In Guijie, a busy street in Beijing famous for being full of restaurants – more than 100 -, there are no diners since Beijing banned eating in restaurants in early May. The long lines, usual before the recent outbreak, have been replaced by hordes of food delivery men in uniforms and helmets.

“It is faster to send shipments because there are basically no cars on the streets”said Xiao Yaoa food delivery man from Meituan. “Restaurants don’t need to spend time for people to eat there”.
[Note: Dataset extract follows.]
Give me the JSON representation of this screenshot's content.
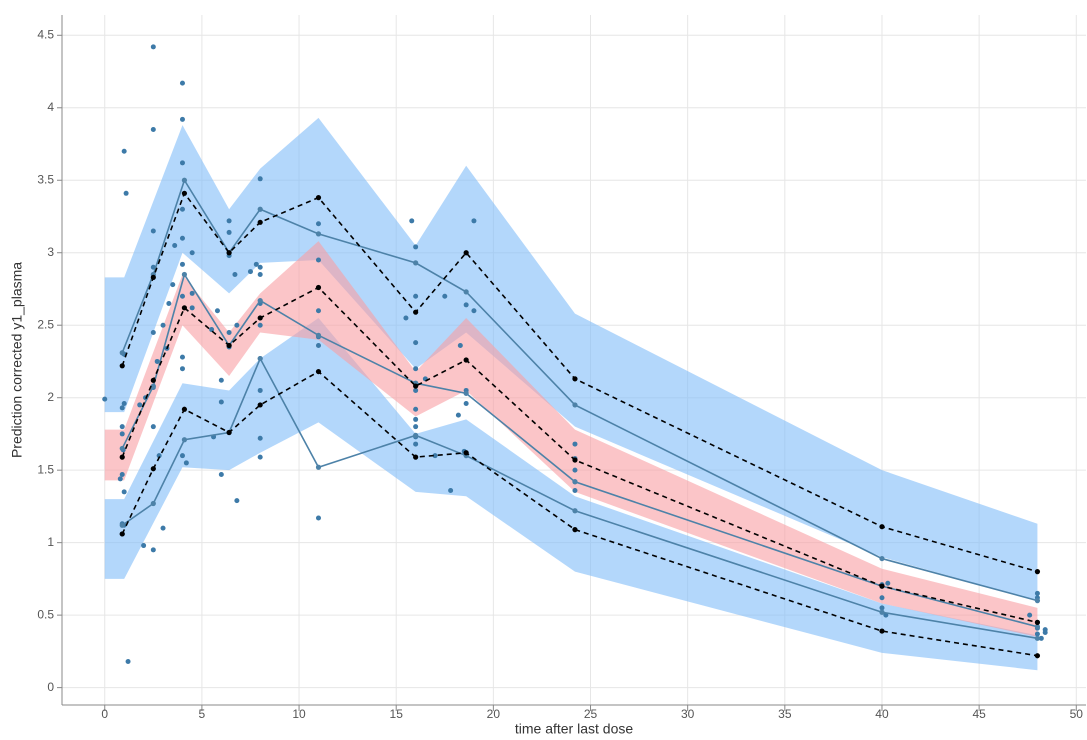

Authorities in Beijing and Shanghai have promised to increase transportation and waste disposal. The Beijing government has promised that it will ensure that all household waste is cleaned and managed “on time” and low “good standards”. Shanghai has built three new medical waste disposal facilities, increasing this capacity to 1,500 tons per day.

“Currently, our waste transportation and disposal capacity is sufficient”said Xu Li, deputy director of the Municipal Commission for Urban Management from Peking. “We will intensify inspections at waste collection sites and disposal facilities, and resolve any issues in time”.

But China is struggling to deal with a flood of waste generated by online shopping that was already on the rise even before the pandemic. greenpeace has estimated that online shopping in China generated 9.4 million tons of packaging material in 2018, and that could rise to 41 million tons by 2025.

“In the long term, China should work on a system where those who produce waste, both companies and individuals, should pay for the disposal of that waste and take more responsibility.”said Tang Daminproject manager for Greenpeace East Asia.